I like your idea of socketed cordwood, but I don't want to be the person who has to put the pins in the sockets while maintaining ESD protection.  It is sort of like assembling a spoked wheel - you have to hold all pins on one side in the exact correct position before you put the components together.  But it does give you the most compact assembly, if that is the driving criterion.

iccaros

you could also as stated before place one chip on one side of a PCB and one on the other. then you take up the space of two chips for four. the chips would off set so that the row of pins is between each other. you would have to draw this out.. If I get some time may give it a try... multilayer boards make this easy.. 
you could also stand like an arduino, where you have "shields"  so for each dram chip you have holes where pins for a board that would sit above it.

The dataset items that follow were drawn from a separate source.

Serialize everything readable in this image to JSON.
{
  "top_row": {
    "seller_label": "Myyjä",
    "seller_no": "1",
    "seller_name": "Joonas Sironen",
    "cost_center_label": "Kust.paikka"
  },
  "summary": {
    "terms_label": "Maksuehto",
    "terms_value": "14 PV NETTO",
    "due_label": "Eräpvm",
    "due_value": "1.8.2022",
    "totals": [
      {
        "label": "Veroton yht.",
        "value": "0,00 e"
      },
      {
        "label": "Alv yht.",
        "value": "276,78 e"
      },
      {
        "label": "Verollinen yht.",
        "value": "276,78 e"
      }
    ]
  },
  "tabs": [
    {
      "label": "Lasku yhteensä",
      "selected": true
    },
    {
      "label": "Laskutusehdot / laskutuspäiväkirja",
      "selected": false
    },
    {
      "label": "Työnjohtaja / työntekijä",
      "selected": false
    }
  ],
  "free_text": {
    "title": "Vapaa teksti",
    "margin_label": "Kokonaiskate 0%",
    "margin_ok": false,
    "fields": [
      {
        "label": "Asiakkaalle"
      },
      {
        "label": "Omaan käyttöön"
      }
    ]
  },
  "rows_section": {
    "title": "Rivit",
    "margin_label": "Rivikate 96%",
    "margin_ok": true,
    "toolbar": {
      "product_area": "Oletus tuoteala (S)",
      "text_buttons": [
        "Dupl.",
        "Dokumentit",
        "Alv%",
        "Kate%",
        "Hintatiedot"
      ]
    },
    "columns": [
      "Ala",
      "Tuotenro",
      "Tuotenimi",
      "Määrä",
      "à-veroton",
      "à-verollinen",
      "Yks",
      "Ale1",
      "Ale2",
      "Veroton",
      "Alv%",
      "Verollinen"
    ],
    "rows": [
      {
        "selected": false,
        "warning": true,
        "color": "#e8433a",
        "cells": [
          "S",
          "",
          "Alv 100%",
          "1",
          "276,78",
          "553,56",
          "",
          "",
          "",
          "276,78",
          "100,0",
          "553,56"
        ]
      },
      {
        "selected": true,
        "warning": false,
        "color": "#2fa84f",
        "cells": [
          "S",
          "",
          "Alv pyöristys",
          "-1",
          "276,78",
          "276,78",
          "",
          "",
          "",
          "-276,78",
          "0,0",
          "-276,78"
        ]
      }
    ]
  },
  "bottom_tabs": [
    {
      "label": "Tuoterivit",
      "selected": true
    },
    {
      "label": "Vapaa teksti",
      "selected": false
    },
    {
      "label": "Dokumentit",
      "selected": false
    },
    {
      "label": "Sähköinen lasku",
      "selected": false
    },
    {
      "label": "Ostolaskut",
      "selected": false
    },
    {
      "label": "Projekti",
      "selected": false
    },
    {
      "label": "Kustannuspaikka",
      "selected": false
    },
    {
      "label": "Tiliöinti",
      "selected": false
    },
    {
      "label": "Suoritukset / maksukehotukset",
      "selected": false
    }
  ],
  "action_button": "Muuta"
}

But first I would get this built in breadboard, as this is a physical construction challenge that does not matter until you get the other electronic parts solved. Even if you have a working schematic, placement of digital parts is important, you can learn a lot about how you need to arrange things from a breadboard design.

Dimitree

thanks for the help guys
I give it a quick try with a single side board, 16cmx10cm (the max that I can build for my self)
I come up with this (looking at EH 16 second pcb style):

http://imageshack.us/photo/my-images/535/30512476.jpg/

I jumpered IN and OUT pins for every DRAM (only IN jumpers showed here)
I should add a blocking cap on each power pin too.
could this design be better than coorwood or stacking?